I watch your hands. The long-boned menace of them.

Still, I want to play the game. Knowing what it entails, shivering with nerves, I allow you to stand and approach me. Fold your arms. Let the silent force of your expectation amass beside me till I am almost sickened.

I acquiesce to your unspoken demand - undo the buttons of my shirt and let it fall. Naked underneath, I tip my head back, bare my body to you. My heart. It beats fervent and weightless in my chest, and I feel I am exposing the most tender of weaknesses to the light. Shame rushes to my face like a slowly spreading stain. I am prickly with cold, awkward with longing.

This show of willing could be enough, I pray, to prove my soft body and broken soul are surrendered, in your possession.

I should know better.

Leaning over me you place a hand on each knee. Your palms are warm and dry. Implacable.

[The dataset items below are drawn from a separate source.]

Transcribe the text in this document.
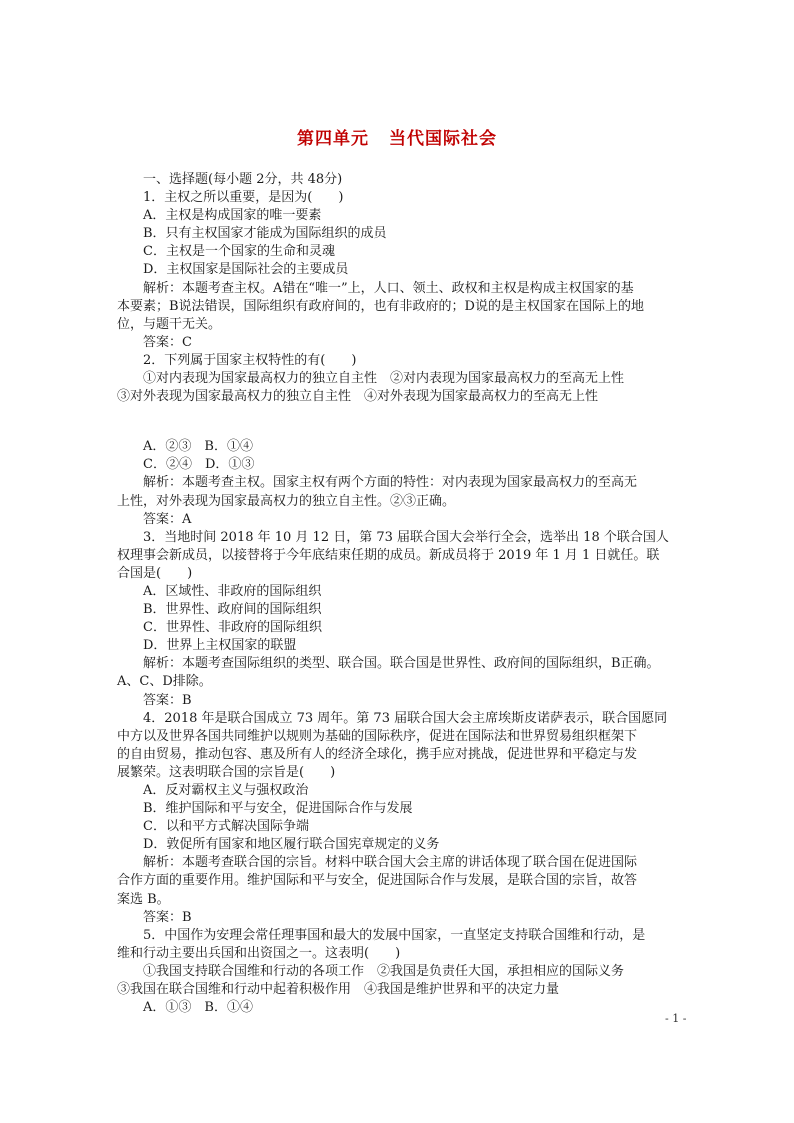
第四单元 当代国际社会
一、选择题(每小题 2分，共 48分)
1．主权之所以重要，是因为(　　)
A．主权是构成国家的唯一要素
B．只有主权国家才能成为国际组织的成员
C．主权是一个国家的生命和灵魂
D．主权国家是国际社会的主要成员
解析：本题考查主权。A错在“唯一”上，人口、领土、政权和主权是构成主权国家的基
本要素；B说法错误，国际组织有政府间的，也有非政府的；D说的是主权国家在国际上的地
位，与题干无关。
答案：C
2．下列属于国家主权特性的有(　　)
①对内表现为国家最高权力的独立自主性　②对内表现为国家最高权力的至高无上性
③对外表现为国家最高权力的独立自主性　④对外表现为国家最高权力的至高无上性
A．②③　B．①④
C．②④　D．①③
解析：本题考查主权。国家主权有两个方面的特性：对内表现为国家最高权力的至高无
上性，对外表现为国家最高权力的独立自主性。②③正确。
答案：A
3．当地时间 2018 年 10 月 12 日，第 73 届联合国大会举行全会，选举出 18 个联合国人
权理事会新成员，以接替将于今年底结束任期的成员。新成员将于 2019 年 1 月 1 日就任。联
合国是(　　)
A．区域性、非政府的国际组织
B．世界性、政府间的国际组织
C．世界性、非政府的国际组织
D．世界上主权国家的联盟
解析：本题考查国际组织的类型、联合国。联合国是世界性、政府间的国际组织，B正确。
A、C、D排除。
答案：B
4．2018 年是联合国成立 73 周年。第 73 届联合国大会主席埃斯皮诺萨表示，联合国愿同
中方以及世界各国共同维护以规则为基础的国际秩序，促进在国际法和世界贸易组织框架下
的自由贸易，推动包容、惠及所有人的经济全球化，携手应对挑战，促进世界和平稳定与发
展繁荣。这表明联合国的宗旨是(　　)
A．反对霸权主义与强权政治
B．维护国际和平与安全，促进国际合作与发展
C．以和平方式解决国际争端
D．敦促所有国家和地区履行联合国宪章规定的义务
解析：本题考查联合国的宗旨。材料中联合国大会主席的讲话体现了联合国在促进国际
合作方面的重要作用。维护国际和平与安全，促进国际合作与发展，是联合国的宗旨，故答
案选 B。
答案：B
5．中国作为安理会常任理事国和最大的发展中国家，一直坚定支持联合国维和行动，是
维和行动主要出兵国和出资国之一。这表明(　　)
①我国支持联合国维和行动的各项工作　②我国是负责任大国，承担相应的国际义务
③我国在联合国维和行动中起着积极作用　④我国是维护世界和平的决定力量
A．①③　B．①④
- 1 -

Without a sound you pull them apart, make me spread my legs for you. Beyond the point of pain, to a splitting moment where I nearly cry out. Hold them forcibly at the wide-open angle that leaves me obscene and desperate. Under the pressure of your hands my flesh is turning red – the scalded flush of a Chinese burn as you wait for me to beg.

Biting my lip, I resist for as long as I can, hoping the signs of my arousal will draw, at last, a reaction from you. A soft kiss, a little lick of the tongue. A pinch.

Beside us, the open box on the table holds what will finish this. Give me release. Though it terrifies me I throw a glance at it, giving you the signal you need to let go.

I release the tension in my legs a little, allowing the smallest of moans to escape from my mouth. There’s a shakiness in my breath that belies all the longing and fear of a supplicant.

‘Every gift is a double-edged sword’, you say.

You lift my gift from the box.

I am ready. I rise and walk straight into the beautiful trap you’ve set, hungry to suffer.